My husband grew up on the farm we now live on, and he is the most frugal person I know. He is always looking to recycle/reuse/use what we already have in order to tackle projects inside the house or outside on the farm. He is the gardener in the family, and is very passionate about it. Rarely frivolous with his spending, and always wanting to save money. But there are certain new items that he does enjoy buying (any board game lovers out there?!), and is excited to approach this challenge from an environmental perspective rather than simple frugality.

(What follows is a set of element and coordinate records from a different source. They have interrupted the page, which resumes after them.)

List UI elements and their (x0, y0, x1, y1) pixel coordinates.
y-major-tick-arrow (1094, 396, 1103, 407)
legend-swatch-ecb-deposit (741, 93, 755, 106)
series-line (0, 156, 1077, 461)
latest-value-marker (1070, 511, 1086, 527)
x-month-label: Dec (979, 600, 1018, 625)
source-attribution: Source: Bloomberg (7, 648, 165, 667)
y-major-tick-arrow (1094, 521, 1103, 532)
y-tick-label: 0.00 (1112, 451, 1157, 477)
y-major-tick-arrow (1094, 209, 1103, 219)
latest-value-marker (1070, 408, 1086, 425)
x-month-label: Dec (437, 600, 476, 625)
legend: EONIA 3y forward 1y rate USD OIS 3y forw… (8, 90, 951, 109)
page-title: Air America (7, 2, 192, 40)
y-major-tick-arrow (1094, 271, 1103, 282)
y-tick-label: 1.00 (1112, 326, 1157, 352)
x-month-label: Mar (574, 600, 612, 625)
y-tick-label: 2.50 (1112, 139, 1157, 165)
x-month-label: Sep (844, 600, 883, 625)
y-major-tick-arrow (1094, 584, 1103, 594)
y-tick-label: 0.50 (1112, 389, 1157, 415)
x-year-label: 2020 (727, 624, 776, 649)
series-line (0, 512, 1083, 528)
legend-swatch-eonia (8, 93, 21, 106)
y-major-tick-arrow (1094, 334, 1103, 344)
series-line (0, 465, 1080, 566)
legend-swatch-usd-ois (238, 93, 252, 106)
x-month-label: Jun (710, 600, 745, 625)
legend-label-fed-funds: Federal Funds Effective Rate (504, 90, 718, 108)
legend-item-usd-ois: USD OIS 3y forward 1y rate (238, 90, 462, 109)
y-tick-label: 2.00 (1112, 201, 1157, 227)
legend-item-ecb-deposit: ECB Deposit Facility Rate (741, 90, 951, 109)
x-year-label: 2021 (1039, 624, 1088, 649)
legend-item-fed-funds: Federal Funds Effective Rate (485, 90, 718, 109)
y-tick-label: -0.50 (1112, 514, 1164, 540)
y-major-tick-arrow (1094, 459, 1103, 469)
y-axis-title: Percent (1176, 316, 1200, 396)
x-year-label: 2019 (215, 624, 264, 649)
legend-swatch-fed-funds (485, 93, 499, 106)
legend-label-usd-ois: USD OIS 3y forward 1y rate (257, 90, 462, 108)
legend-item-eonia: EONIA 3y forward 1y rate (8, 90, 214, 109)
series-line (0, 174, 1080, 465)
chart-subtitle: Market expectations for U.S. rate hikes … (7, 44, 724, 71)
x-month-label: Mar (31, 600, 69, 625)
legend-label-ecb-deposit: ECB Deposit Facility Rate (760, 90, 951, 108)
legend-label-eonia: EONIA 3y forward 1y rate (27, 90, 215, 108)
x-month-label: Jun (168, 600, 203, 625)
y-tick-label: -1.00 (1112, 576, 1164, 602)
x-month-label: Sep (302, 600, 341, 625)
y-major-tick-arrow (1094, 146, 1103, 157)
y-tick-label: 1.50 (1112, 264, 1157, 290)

I, on the other hand, grew up in the burbs, had never gardened in my life or even cut the small square of yard we had, and although I wouldn’t consider myself a big spender, if we “need” something, I buy it. For example, I wanted to make mini-muffins, so I bought a mini-muffin tray. I did not stop and consider the option of just making smaller muffins in the regular sized tray, or borrowing from my neighbour/in-laws, since they already own one.
- My family during the 2020 calendar year will not buy any “stuff.” We define it as permanent goods that are not necessary to life.
- We will only buy “essentials,” i.e. hygiene products & consumables such as: soap, shampoo, food, gas, toothpaste/brush, medication, razors, toilet paper.
- We will borrow, make, swap, go without prior to the purchase of any good.
- Experiences: these are not included. My husband and I go out to dinner once per month, and this will continue. Events or activities (going to a movie or indoor playground) with a cost are not included, although we want to keep this to a minimum.
- Bills are not included: we will continue to pay for our phone and internet.
- Gifts: we are still buying gifts for our friends & family, although we are giving cash/gift cards and not physical goods. We are encouraging our family to not buy us gifts this year, although we accept that we cannot control this.
- We live on a 50-acre farm, and there seem to be a lot of necessary upkeep inside and outside the house, which may require buying materials. My husband will try to fix and mend by repurposing/reusing supplies we already have, but he may need to buy nails/screws, tools, etc. in order to accomplish this.
- Camping. This summer we are renting a pop-up trailer and renting a campsite, so these fees are not included.
I will be writing posts as much as possible to keep you all updated!